The university is subject to Title IX, which requires schools to provide equal student housing to students of all genders, Southwick said. Based on an attorney’s advice, a university spokesman declined to comment further on the college’s legal or theological defense for its position.
The U.S. Department of Education’s Office of Civil Rights will be responsible for investigating the complaint and deciding whether George Fox has violated Title IX’s anti-discrimination rules
Cultural Shift on Marijuana
A new Pew Research Center survey reveals that three-quarters of Americans believe marijuana will eventually be legalized nationwide. By the same margin, survey participants said people caught with small amounts of marijuana should not face jail time.
Public sentiment about marijuana has changed drastically in the last few decades.
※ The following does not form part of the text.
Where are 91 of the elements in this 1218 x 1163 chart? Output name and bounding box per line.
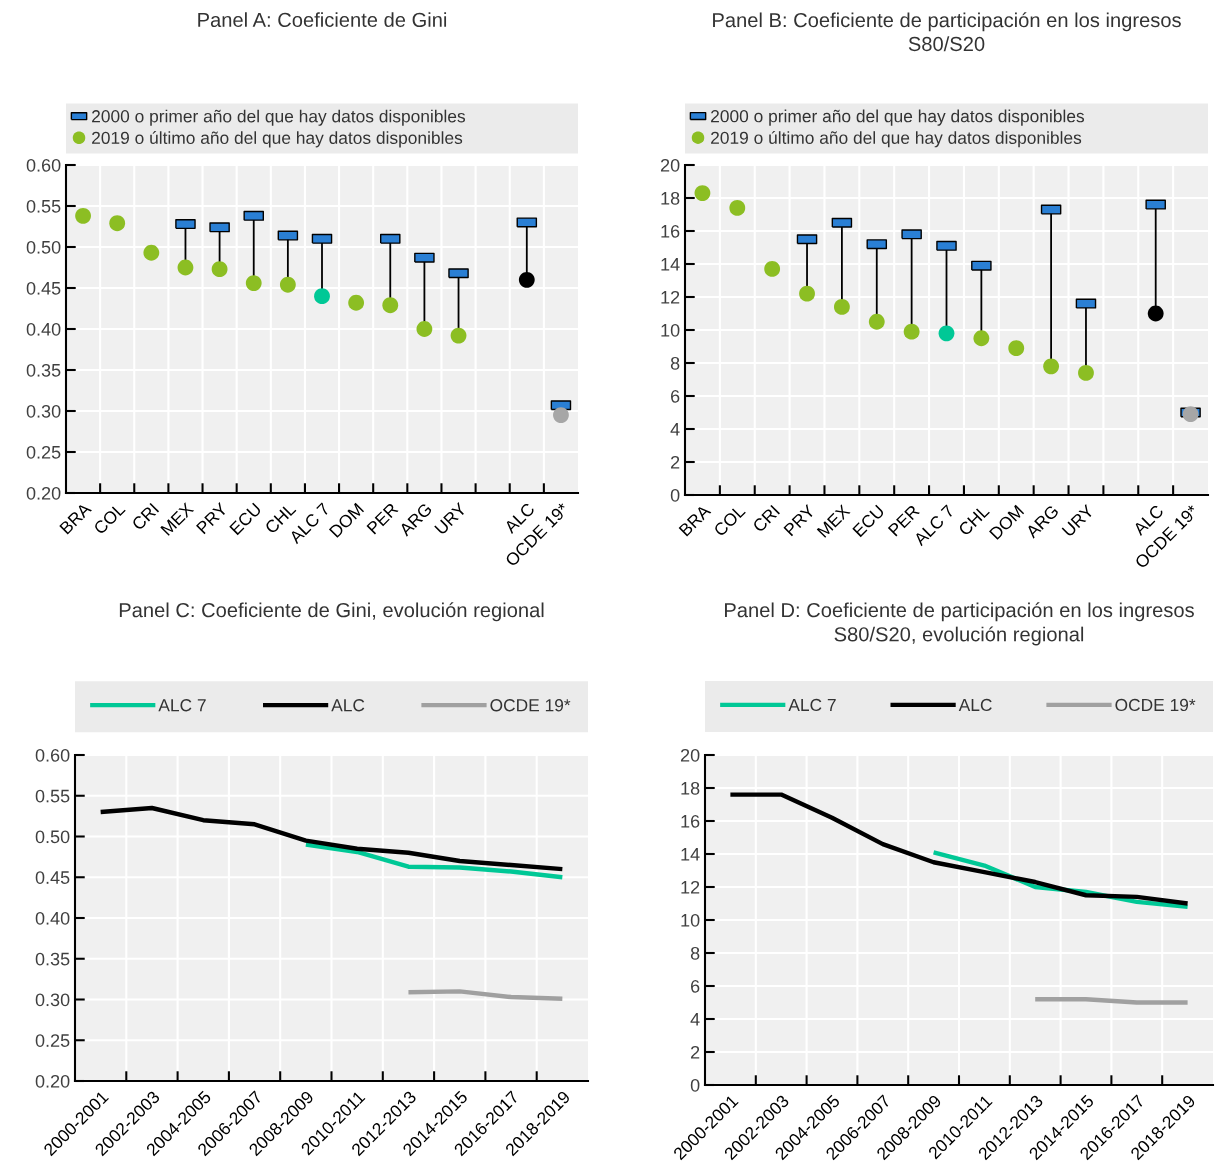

A majority of people now say alcohol is more harmful than marijuana, both to individuals and society at large.
About 67 percent of respondents said the government should focus more on offering treatment to people who use harder drugs, like cocaine and heroin, rather than imposing stiffer criminal penalties. And, 63 percent say they approve of states’ decisions to move away from mandatory sentences for non-violent drug offenders.
Gay Rights Groups Force Mozilla CEO to Resign
Brendan Eich stepped down from his post as Mozilla’s CEO after gay rights groups lambasted the company for promoting a leader who supports traditional marriage.
In a statement posted online, Mozilla chairwoman Mitchell Baker said Eich was stepping down for the good of the company, which he co-founded. She also apologized for promoting him from his position as chief technology officer in the first place.
“We didn’t act like you’d expect Mozilla to act,” Baker wrote. “We didn’t move fast enough to engage with people once the controversy started. We’re sorry. We must do better.”
The company, which created the popular web browser Firefox, promoted Brendan Eich from chief technology officer to its top leadership position on March 24.
It is worth noting that Eich co-founded Mozilla and invented JavaScript, one of the web’s most ubiquitous programming languages.
In 2008, Eich gave $1,000 to the campaign to pass Proposition 8, the constitutional amendment that banned same-sex marriage in California. A lower court ruling struck down the amendment, and the U.S. Supreme Court left that decision place last year.
Eich’s contribution was publicly reported then and he faced some criticism for his stance. But his promotion to CEO last week whipped the old criticism into a firestorm.